Your interpretation of OP's idea seems like an entirely different proposal to me. OP was explicitly not only asking about more rust-like styles of macro-invocation like weird_struct! Foo { } where the parentheses only contain rust-tokens again. This only became clear because of additional questions answered by OP. Without questioning him/her, it would be impossible to really understand their point.

If there are problematic individual responses, point them our, flag them but don't blame the whole thread.

Exploring other possibilities that are useful must start close to what already is possible. If we want to use macros for non-Rust-like languages using some_macro!{r#" ... "#} is currently lexically possible but not really nice to read. Especially the parantheses seem superflous, I would like at least some_macro!r#" ... "# to work.

Going further, one could think of syntax analogous to raw strings with a delimiter, compare to other languages and discuss ideas like parsing multiple token trees on macro-invocation in item-position until the first semicolon or braced token-tree to get more Rust-keyword-like behavior.

Speaking of other languages, for example Haskell has so-called Quasiquotes which look like [some_ident| ... |] where ... cannot contain any |] and where some_ident is some(thing like a) macro definition that gets passed the ... verbatim as a stream of characters.

7 Likes

For some context:

macro_rules! was originally "just" another macro (with compiler state altering powers), and the macro syntax allowed for $path! $ident $block; it's just that macro_rules! was the only macro with said syntax, and there was no way to define another "item like macro".

Between then and now, macro_rules! was made into its own syntactical form, and regular bang macros that aren't macro_rules! are required to take on the functionlike!() format.

I could potentially see "item like" macros returning (bitflags! for example could be more natural with it than wrapping a struct item), but we'd have to be careful not to regress error messages for existing functionlike macros. Note that when parsing $path!, there's no way of knowing whether that macro is "item like" or "function like".


@redradist

It certainly is an interesting idea to make parsing dependent on "syntax extension" macros. However, this is ill advisable for one main reason: this makes parsing undecidable.

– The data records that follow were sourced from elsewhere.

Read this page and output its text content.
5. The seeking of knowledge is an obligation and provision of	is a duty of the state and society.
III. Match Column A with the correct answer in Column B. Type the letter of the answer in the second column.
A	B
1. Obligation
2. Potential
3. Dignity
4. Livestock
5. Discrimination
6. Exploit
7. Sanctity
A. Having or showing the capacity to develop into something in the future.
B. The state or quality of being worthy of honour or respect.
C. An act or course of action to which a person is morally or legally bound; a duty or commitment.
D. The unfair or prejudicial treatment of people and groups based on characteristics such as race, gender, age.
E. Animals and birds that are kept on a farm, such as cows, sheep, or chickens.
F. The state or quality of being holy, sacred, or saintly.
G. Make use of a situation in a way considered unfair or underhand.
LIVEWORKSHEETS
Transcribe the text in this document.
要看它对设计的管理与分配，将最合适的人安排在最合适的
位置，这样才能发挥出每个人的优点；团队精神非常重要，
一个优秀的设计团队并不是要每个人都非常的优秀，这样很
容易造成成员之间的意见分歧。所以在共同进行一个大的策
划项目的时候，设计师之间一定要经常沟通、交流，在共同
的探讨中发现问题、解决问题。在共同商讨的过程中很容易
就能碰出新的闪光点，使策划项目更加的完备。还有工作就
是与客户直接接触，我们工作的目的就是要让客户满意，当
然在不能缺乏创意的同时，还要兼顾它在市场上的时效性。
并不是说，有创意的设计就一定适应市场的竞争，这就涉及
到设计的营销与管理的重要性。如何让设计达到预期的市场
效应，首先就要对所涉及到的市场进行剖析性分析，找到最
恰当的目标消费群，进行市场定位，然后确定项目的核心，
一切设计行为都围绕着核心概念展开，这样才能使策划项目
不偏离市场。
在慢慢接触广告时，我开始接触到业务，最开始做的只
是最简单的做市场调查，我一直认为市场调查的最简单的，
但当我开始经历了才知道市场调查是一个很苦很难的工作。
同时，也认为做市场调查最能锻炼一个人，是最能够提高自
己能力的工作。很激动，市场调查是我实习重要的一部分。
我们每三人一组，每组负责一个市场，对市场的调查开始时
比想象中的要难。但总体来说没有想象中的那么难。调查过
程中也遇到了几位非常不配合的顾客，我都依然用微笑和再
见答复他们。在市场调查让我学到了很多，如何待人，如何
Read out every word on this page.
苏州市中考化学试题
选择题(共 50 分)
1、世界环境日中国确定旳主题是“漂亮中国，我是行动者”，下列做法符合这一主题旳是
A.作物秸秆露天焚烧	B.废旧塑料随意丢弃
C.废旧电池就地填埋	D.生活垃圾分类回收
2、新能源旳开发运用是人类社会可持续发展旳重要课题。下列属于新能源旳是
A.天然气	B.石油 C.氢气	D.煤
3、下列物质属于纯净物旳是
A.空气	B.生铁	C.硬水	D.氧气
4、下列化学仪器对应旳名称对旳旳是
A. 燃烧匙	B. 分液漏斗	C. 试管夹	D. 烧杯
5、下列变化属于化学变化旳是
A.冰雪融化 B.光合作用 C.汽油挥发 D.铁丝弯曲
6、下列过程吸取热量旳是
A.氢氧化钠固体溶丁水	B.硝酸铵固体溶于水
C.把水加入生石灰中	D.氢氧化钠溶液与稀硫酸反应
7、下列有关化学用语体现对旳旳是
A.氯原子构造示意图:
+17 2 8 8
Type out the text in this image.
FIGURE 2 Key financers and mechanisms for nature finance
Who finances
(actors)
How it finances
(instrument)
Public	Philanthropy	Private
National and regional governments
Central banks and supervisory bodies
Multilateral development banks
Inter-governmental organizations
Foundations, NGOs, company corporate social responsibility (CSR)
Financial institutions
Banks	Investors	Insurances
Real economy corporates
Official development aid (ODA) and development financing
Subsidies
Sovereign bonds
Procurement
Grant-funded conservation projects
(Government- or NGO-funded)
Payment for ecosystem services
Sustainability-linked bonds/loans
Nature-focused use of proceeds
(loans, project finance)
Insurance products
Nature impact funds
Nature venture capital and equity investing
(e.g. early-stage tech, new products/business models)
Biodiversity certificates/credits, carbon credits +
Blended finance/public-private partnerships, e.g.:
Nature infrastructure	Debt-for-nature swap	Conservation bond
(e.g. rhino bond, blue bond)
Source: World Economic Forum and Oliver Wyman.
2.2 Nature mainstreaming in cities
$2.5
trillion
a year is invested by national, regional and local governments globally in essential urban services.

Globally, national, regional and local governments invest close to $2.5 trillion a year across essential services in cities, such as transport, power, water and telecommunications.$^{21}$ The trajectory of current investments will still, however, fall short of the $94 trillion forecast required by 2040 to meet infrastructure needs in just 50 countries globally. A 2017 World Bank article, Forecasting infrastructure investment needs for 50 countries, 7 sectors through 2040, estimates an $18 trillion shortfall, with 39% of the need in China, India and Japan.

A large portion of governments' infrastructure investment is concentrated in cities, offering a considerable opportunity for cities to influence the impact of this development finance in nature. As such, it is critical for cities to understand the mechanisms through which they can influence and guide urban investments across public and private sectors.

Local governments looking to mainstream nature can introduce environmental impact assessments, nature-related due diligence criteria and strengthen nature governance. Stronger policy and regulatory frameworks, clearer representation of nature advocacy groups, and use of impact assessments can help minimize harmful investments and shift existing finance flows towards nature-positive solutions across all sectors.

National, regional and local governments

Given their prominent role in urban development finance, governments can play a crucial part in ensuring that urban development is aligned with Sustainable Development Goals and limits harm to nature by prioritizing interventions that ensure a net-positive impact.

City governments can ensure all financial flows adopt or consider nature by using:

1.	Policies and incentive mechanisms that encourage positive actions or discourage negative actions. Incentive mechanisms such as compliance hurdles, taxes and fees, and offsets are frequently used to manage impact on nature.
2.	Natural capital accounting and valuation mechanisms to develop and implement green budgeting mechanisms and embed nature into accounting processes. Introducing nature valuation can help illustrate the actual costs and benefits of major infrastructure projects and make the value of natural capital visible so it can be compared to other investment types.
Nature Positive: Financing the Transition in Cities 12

Currently, Rust code can be fully parsed without having to execute any user code. Furthermore, it can be parsed in basically linear time with fixed lookahead. If parsing requires running arbitrary code, parsing becomes undecidable, and it's impossible to even say if it's possible to determine if a file is valid Rust (let alone if it is).

Even furthermore, consider the following:

custom_keyword! /* inputs */

use library::custom_keyword;

Here it's impossible to resolve custom_keyword without first parsing it to determine how much input it consumes, which may or may not include consuming the import for the keyword.


As such, arbitrary input without brackets is unfeasible. However, so long as your macro input has matched brackets ((), {}, and []), I think it potentially should be possible to do. (It's not yet, today). It's probably worth pursuing a TokenStream API that is fully lossless and can represent any sequence of tokens, error or not, to be processed by proc macros, so long as it has matched brackets.

The important part to realize and make provisions for in any extension to the macro system is that the resolution of the macro may not yet be known when parsing an invocation of the macro.

† Yes, raw strings are context sensitive, but only "slightly" context sensitive in that they can still easily be parsed linearly with only a tiny amount of state. Fixed lookahead here refers to the syntactical grammar consuming tokens, which is roughly LL(3) (modulo some error handling). Disclaimer: none of this is formal.

2 Likes